This chapter isn't about what you can do to help, more so knowing that is's happening. As someone close to me once said: "Forgetting about it is letting it happen again."
This story begins on November 4, 1988. It is on this date, forty three years after the end of the Holocaust that U.S. President Ronald Reagan will sign the UN Convention on the Prevention and Punishment of Genocide.
In the country of Sudan, in the western region there is a place called Darfur. Darfur is currently the most violent place in the world. It is home to a tribe called the Janjaweed. The Janjaweed are some of the most ruthless killers you will hopefully never encounter. They are a band of killers made up almost entirely of children.
These are children that were taken from the tribes they slaughtered. Janjaweed literally translates to “devils on horseback.” As the people heard the hooves thundering toward them it instilled a terror so huge. Besides the children taken for their own purposes only one person is allowed to live and go free. It was through that one person that the fear was spread.

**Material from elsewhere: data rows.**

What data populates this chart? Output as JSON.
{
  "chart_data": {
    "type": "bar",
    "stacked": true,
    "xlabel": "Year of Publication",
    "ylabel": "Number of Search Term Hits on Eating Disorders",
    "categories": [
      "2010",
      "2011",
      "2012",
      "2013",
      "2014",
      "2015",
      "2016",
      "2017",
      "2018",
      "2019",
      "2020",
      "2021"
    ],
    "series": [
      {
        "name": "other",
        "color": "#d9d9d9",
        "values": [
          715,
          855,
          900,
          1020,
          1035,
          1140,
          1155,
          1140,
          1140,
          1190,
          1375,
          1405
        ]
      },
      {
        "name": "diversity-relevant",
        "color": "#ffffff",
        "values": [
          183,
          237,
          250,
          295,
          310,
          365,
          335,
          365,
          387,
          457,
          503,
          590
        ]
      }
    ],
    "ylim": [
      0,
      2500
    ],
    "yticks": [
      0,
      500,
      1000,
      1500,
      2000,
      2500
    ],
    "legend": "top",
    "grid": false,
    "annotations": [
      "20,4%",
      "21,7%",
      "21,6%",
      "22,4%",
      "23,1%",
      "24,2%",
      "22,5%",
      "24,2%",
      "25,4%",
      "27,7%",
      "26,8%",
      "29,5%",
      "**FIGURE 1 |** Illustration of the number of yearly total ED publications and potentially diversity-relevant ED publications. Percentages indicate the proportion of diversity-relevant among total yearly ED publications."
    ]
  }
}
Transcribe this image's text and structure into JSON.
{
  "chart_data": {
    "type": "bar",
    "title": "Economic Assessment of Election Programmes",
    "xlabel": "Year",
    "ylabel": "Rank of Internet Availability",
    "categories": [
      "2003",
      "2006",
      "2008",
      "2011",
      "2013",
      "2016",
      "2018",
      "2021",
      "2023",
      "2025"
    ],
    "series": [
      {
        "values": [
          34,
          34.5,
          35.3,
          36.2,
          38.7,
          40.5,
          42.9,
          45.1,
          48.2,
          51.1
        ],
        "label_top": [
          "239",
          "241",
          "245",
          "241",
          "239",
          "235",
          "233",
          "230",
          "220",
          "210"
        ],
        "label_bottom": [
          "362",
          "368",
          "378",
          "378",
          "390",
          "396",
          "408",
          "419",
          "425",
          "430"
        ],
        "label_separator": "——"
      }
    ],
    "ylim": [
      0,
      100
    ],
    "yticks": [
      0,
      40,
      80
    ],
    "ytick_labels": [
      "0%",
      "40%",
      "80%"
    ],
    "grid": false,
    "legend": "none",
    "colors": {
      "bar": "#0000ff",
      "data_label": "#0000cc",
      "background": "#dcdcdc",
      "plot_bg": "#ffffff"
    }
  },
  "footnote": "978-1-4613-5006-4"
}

Word of slaughtered children, gang raped women and children, and burnt homes spreads like wildfire. Everyone knows and fears the name Janjaweed.
There was a young European family, who had decided to vacation in Africa. One day they ventured a little too close to the Janjaweed's territory. They were taken. For a period of six years abuse and violence was all she knew. Killing became a second nature. As natural as breathing. When the U.S. peacekeepers stumbled upon her she was so devoid of life, so cold. Her eyes closely resembled those of a sharks'. Black. She had been trained with a machete. There is a reason for that. When you use a gun you are far away from the person you are hurting. With a weapon that you hold in your hand, you have to see the light leave their eyes as you kill them. She had killed! She was also eight years old when she was taken. No longer the hunted, now the hunter.
You might be asking yourself: "Why?" Simply because these people were not Janjaweed. They belonged to the "wrong" tribe. This, however much the U.S. would like to believe otherwise, is a genocide. The U.S. refuses to call it so. If we call it a genocide by the Convention signed by Reagan, we would have to do something.
I am in no way saying we should drop everything and rush into Darfur. Let's imagine for a moment you are in the army. Your commanding officer has just told we are going to Darfur. We are fighting and essentially killing these people. You nod and say: "O.K." But when you are actually there, and you are looking into the eyes of the child you are about to kill you see a son. A daughter. A cousin. A neighbor. A sibling. No one should ever have to be in that position. The problem is to the children you are the threat. You are the ones they must kill. I am however saying we should call it what it is, because like it or not this is the way of the world.
For twenty years this has been happening. Twenty years of people asking, crying, pleading for help. But can we? Can we kill a child that has nothing child-like about him?